When The Swallows Return

By Michael McGrath

The blackbirds are back. I saw them first thing this morning in the back yard pecking away at lord knows what. The Ravens never leave. They are always there in the background. I admire them for their stealth and cunning. They are true survivors and can be seen in the treetops about town seemingly content and well too do even at minus thirty degrees Celsius.

Soon the Robins will appear with this early spring weather. One morning I will simply awake, lookout the back kitchen window and there will be the Robins busy gathering material to nest. They are so domesticated and hardly ever have time for any fun. The Robins are all about making and raising their young. It is a full time job because most of the time they are not all that careful in selecting a secure and safe place for their nests and that results in their neurotic flights here and there all day long trying to protect the little ones from other birds and those dreaded cats.

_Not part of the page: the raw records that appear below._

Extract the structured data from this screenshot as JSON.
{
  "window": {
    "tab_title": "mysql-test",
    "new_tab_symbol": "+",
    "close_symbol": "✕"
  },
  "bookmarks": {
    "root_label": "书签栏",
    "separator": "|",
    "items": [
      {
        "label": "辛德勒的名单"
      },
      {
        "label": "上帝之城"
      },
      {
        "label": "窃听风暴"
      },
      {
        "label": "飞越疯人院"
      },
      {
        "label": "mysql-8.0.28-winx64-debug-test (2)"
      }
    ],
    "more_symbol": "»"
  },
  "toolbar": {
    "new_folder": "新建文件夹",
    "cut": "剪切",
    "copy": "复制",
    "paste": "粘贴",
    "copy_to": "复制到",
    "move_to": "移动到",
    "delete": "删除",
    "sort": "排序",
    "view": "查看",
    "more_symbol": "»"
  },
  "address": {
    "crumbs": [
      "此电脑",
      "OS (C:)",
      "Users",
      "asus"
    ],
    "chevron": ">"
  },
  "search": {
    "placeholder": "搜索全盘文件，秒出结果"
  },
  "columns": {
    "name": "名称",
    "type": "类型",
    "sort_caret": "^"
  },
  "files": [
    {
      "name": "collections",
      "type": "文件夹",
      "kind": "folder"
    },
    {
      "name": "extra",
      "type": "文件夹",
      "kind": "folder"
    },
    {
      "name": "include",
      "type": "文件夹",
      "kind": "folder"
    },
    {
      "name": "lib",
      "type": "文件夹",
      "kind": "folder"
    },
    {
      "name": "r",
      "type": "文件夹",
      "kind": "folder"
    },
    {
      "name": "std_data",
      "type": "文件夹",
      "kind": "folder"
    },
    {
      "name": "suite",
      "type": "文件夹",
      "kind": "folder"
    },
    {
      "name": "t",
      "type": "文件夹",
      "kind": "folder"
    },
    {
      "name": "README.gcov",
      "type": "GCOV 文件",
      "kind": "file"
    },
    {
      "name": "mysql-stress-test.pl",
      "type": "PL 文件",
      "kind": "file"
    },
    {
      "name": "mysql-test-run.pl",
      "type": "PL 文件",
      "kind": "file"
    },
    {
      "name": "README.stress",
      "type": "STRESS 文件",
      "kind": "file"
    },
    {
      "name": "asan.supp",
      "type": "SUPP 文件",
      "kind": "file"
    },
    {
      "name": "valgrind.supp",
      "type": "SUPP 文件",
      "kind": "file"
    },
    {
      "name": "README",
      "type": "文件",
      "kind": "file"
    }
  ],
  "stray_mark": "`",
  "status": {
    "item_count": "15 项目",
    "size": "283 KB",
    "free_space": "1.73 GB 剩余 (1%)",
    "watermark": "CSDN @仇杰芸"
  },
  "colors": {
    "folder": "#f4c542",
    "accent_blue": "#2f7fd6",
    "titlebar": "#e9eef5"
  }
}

When the Swallows arrive that really makes it official. Spring is here. They keep coming back to that rickety little bird house perched precariously above the garage doors. Generations of this Swallow family just can’t give up on the old bird house and they return faithfully every year to put up with the run down accommodation and the regular hub bub of our comings and goings to the garage. We run cars in and out with exhaust smoke belching all around the bird house. In mid summer we are in and out of the old garage on our motorcycles which produce loud, high decibel roars. Nothing else seems to matter to the Swallows as long as they can return to their familial birdhouse.

They are ungrateful tenants in that they don’t even recognize us as the landlords. If Xavier or I are anywhere near the birdhouse they fly up in alarm and in dire resignation then they dive at us as though they were tiny little jet fighters. It is strange to be attacked by these little birds but it has become more or less common place for us during the summer months.

In reflection, it occurs to me that we two have more in common with the swallows  then we would like to admit. I have heard too many jokes about bird brains over the years. Our common trait with these streamlined fighter birds has to do with our identification with home. In my case, I have lived in the Dunn homestead for most of my life. I was raised here from the time I was a baby and only left to pursue college education and fancy jobs in journalism, public relations and advertising along the way.

I was more than happy to fly back to old Third Avenue and land in the arms of my granny, Margaret Dunn. My mom Emily and Granny shared the place and kept the home fires burning while I and my sister Pat were off having other life experiences. Patty married John, a Mohawk fellow from Six Nations near Hamilton and they were wrapped up in raising their daughter Brooke and making a life down south. Regularly, they made the trek north during the summer mostly but with visits also at Christmas.

When I flew home it was as though there was no thought involved. I had a bunch of experiences in the belly of the province and simply stopped in my tracks and headed back up north to that welcoming front door. The house felt like a cocoon for me and I let it take me in and wrap me in a cozy, safe blanket. I needed that after a ferocious decade of fighting my way to the top of nothing where I found myself holding on to thin air and falling.

Granny almost jumped for joy at the prospect of having me around the house to play with, care for and challenge. Those were the things we did best together. As is the case with the Swallows there were all kinds of good reasons for me not to return to the white clapboard house on Old Third Avenue. Similarly, as is the case with the Swallows, nothing else mattered to me at the time other than making it home. I had to make it back home.

Mom was  happy on my return too as this couple had sunken into a rather boring lifestyle that had to do mostly with Emily going back and forth to work at the main office in the Paper Mill and Granny taking care of the house and keeping mom fed and more or less grounded. With my return, Mom had more time to herself as Granny and I were like mischievous old friends that were more than willing to keep each other busy in an unlimited way that featured, lively discussions, board games, listening to music, reading to each other and at times just enjoying the comfort of each others company at the kitchen table.

Although it had been a decade since I lived at home, on my return it seemed as though I had never left. The house had not changed all that much, the neighbourhood was still pretty much the same. The town looked the same as it had thirty years before and there was something comforting and secure about that. I hated the fact that I felt as though I was living in a fish bowl but I equally loved the feeling I got when I moved around town and bumped into family, friends and neighbours I had known all my life. It always felt right to be in a place that I knew in every detail imaginable. Many people I met I had nothing in common with other than we shared the same place of birth and raising and some of them I really disliked. However, it still felt better to be in small town Iroquois Falls where I knew just about everyone, their family histories, their good points, their bad and their comings and goings. Of course as a gay person in my little town I had lots of critics but at the very least I knew exactly who they were.

As much as I hated to admit it I had enough learning and sensitivity to understand even where the bigots, racists and closed minded people were coming from. I understood that many of these poor souls had terrible lives, they were impoverished in many ways and had  been abused, many had little education for the most part and they were not entirely satisfied with hardy party lives that left them sad, confused and angry much of the time.  Most of them had never been any further from town than Timmins or Kirkland Lake. Their exposure to the outside world ended at the signpost announcing the town of Iroquois Falls out on Highway 11. I understood all that and it helped.